Özel ödeme zamanları
6322 Sayılı Kanun’la yapılan değişiklikler de dikkate alındığında, 112’nci maddede özel ödeme zamanı belirlenen özel haller aşağıda olduğu gibidir.
1) İkmalen, re’sen veya idarece tarh olunan vergiler taksit zamanlarından evvel tahakkuk etmişse taksit süreleri içinde; taksit süreleri kısmen veya tamamen geçtikten sonra tahakkuk etmişse; geçmiş taksitler, tahakkuk tarihinden başlayarak bir ay içinde ödenir.
2) Memleketi terk ve ölüm gibi mükellefiyetin kalkmasını gerektiren haller dolayısıyla beyan üzerine tarh olunan vergiler, beyanname verme süreleri İçinde ödenir.
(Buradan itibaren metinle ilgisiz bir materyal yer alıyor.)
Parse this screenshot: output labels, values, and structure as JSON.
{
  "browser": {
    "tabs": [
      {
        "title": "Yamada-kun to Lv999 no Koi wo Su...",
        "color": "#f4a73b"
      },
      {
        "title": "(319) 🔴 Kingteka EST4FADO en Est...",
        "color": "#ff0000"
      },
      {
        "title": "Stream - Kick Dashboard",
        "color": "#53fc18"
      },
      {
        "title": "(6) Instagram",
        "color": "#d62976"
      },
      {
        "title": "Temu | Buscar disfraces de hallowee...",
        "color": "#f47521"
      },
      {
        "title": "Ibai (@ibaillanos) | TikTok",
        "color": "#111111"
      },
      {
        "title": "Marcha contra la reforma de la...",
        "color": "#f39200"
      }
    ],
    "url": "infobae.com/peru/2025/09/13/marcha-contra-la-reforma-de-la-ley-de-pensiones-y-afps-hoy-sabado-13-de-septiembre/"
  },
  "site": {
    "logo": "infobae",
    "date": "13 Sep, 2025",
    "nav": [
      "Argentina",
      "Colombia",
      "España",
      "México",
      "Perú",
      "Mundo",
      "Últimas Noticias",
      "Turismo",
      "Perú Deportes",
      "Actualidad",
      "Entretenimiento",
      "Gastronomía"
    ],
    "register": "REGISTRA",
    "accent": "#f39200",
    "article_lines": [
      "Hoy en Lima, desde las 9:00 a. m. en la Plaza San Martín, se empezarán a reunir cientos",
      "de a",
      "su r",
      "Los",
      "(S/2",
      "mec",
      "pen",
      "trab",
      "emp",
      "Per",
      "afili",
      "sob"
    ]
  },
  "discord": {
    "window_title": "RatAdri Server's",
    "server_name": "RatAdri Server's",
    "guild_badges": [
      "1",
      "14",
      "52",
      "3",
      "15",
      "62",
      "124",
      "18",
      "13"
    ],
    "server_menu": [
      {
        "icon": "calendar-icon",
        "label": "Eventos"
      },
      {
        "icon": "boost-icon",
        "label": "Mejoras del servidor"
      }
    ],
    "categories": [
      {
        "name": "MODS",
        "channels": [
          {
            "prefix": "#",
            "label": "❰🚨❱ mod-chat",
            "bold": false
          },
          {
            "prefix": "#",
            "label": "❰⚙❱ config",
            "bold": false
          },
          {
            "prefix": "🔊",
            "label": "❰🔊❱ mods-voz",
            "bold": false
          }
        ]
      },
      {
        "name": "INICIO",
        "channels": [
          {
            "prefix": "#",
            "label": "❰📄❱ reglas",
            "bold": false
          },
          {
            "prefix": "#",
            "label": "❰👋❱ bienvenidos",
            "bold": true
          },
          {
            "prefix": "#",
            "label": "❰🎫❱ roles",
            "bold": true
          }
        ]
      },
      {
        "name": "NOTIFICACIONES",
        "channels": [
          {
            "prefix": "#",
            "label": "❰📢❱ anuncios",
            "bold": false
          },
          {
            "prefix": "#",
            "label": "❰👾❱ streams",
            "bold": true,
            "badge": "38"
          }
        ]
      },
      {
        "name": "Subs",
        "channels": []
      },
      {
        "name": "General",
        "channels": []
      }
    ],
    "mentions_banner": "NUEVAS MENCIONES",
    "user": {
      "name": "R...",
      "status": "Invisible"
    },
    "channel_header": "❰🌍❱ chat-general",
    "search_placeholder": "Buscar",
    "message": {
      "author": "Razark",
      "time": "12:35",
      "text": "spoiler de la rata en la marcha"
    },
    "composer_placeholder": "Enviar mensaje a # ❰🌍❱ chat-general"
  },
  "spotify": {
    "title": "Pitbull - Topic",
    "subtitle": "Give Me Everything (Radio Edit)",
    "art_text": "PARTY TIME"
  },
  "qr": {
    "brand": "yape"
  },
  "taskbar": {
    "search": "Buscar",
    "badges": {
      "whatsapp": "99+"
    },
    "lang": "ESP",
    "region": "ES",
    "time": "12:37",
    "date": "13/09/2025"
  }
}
Vadeleri bu süreden sonra gelen mükellefe ait diğer vergiler de ayrı süre içinde alınır.
Memleketi terk edenlerin, ölenlerin veya benzeri haller dolayısıyla mükellefiyetleri kalkanların ikmalen, re’sen veya idarece tarh olunan vergileri tahakkuk tarihinden başlayarak bir ay içinde ödenir.
Yukarıda belirtilen tahsil süreleri Amme Alacaklarının Tahsil Usulü Hakkında Kanun mucibince teminat gösterildiği takdirde, Vergi Kanunu ile belli taksit zamanına kadar ve taksit zamanı geçmiş ise üç ay uzatılabilir.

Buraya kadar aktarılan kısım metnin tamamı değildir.